This is a part of a PivotTable where:
Sum of Store_sales is located in the datafield(one record; 11,4)
product_id and store_id are Row-Items
Time_id is a column item.

Now, I want the properties of the cell containing 11,4. I've made it so far in VBA that I can ask what his column-items and his row-item are.

Column = Application.Range(chosenCell).PivotCell.ColumnItems.Item(1)
Row = Application.Range(chosenCell).PivotCell.RowItems.Item(1)
Row2 = Application.Range(chosenCell).PivotCell.RowItems.Item(2)

But how do I get VBA to return the valueheaders of those columns and rows? So actually, I want VBA to also return the names: product_id, store_id and time_id. This is because I need those headers to create a query which I send to a Access database.

Is someone able to give me a hint?
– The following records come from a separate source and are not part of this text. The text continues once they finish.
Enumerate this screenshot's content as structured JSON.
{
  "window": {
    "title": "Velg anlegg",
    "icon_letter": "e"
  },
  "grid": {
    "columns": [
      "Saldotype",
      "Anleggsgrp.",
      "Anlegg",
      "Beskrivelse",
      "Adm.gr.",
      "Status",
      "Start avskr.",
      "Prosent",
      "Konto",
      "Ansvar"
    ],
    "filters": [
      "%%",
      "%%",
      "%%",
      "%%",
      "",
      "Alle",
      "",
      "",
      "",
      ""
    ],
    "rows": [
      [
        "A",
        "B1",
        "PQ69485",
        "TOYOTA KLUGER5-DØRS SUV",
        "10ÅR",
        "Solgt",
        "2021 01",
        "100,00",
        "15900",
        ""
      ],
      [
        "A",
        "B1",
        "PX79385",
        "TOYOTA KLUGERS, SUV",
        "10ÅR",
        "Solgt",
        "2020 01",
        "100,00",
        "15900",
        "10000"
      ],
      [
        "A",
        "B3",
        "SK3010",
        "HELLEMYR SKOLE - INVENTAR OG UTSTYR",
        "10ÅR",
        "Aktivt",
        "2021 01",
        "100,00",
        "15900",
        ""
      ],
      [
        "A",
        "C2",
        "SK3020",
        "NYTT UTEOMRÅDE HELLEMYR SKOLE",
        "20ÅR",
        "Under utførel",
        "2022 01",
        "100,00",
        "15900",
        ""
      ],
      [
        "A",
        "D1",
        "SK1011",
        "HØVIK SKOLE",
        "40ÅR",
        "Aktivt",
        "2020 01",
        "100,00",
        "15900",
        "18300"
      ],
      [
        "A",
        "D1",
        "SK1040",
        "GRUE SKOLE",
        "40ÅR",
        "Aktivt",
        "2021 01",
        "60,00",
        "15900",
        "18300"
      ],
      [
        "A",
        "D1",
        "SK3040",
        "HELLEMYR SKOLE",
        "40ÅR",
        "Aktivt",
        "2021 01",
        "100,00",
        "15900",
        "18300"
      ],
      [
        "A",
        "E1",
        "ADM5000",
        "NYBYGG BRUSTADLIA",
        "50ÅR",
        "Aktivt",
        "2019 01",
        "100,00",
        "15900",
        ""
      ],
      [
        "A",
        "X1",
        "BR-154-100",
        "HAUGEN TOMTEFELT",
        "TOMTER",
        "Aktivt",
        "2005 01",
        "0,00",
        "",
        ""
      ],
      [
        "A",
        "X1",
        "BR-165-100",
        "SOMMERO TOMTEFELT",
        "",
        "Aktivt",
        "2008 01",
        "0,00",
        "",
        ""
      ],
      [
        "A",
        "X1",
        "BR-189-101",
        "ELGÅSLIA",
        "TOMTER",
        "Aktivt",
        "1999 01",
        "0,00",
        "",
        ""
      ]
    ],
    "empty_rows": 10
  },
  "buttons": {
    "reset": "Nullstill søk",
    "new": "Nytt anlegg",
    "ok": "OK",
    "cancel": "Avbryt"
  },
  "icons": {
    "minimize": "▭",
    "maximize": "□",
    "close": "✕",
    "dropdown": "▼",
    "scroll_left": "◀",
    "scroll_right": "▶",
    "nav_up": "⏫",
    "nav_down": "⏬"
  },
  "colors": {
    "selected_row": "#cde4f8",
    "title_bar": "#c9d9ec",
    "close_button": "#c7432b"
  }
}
Is there a method for this in VBA?

Thank you in advance!

 

[RoryA]

If you want the value too, use this instead:

Function PivotInfo(rngInput As Range) As String
   Dim pc As PivotCell
   Dim pf As PivotField, pi As PivotItem
   Dim strOut As String
   On Error Resume Next
   Set pc = rngInput.PivotCell
   On Error GoTo err_handle
   If pc Is Nothing Then
      PivotInfo = "Not a pivot cell"
   Else
      Select Case pc.PivotCellType
         Case xlPivotCellValue  'Any cell in the data area (except a blank row).
            If pc.RowItems.Count Then
               strOut = "Row items: " & vbLf
               For Each pi In pc.RowItems
                  strOut = strOut & pi.Parent.Name & ": " & pi.Value & vbLf
               Next pi
            End If
            If pc.ColumnItems.Count Then
               strOut = strOut & "Column items: "
               For Each pi In pc.ColumnItems
                  strOut = strOut & vbLf & pi.Parent.Name & ": " & pi.Value
               Next pi
            End If
            strOut = strOut & vbLf & pc.PivotField.Name & ": " & pc.Range.Value
         Case Else
            strOut = "Not a pivot data cell"
      End Select
   End If
   PivotInfo = strOut
Exit Function
 
err_handle:
   PivotInfo = "Unknown error"
End Function

You'll want to apply wrap text format to the cell to make it easier to read.

 

[peterbel]

That's brilliant, thanks very much.

I am only really interested in displaying the data to allow the user to confirm they have selected the right 'payment', and an OK message Box would do for this.
Your code would be actioned by a Button, then I want to parse strOut to assign the parts of it required for the Expenditure Table added line.
My next challenge!

If you are visiting Cornwall allow plenty of time for travelling. The M5 (Devon), A30 and A38 have all been horrendous recently, and they are the only Main roads we have!

 

[RoryA]

I know - my in-laws live down there so I've made that trip many, many times! I've spent more hours on the 303 than I care to recall...

 

[peterbel]

Ah yes, the A303, probably the worst of the lot!

 

[peterbel]

Is it possible to 'feed' this function with a User selected cell from the Pivot Table. I have tried something like chosen=ActiveCell.Address but it errors where as chosen=ActiveCell.Value doesn't !
I am trying to simplify the user actions for posting values to another Table (see objectives listed earlier) and hoped to make it, click to select, button press to action.
The problem is I don't know enough!

 

[RoryA]

You can just pass Activecell as the argument to the function above.

 

[peterbel]

Great, thanks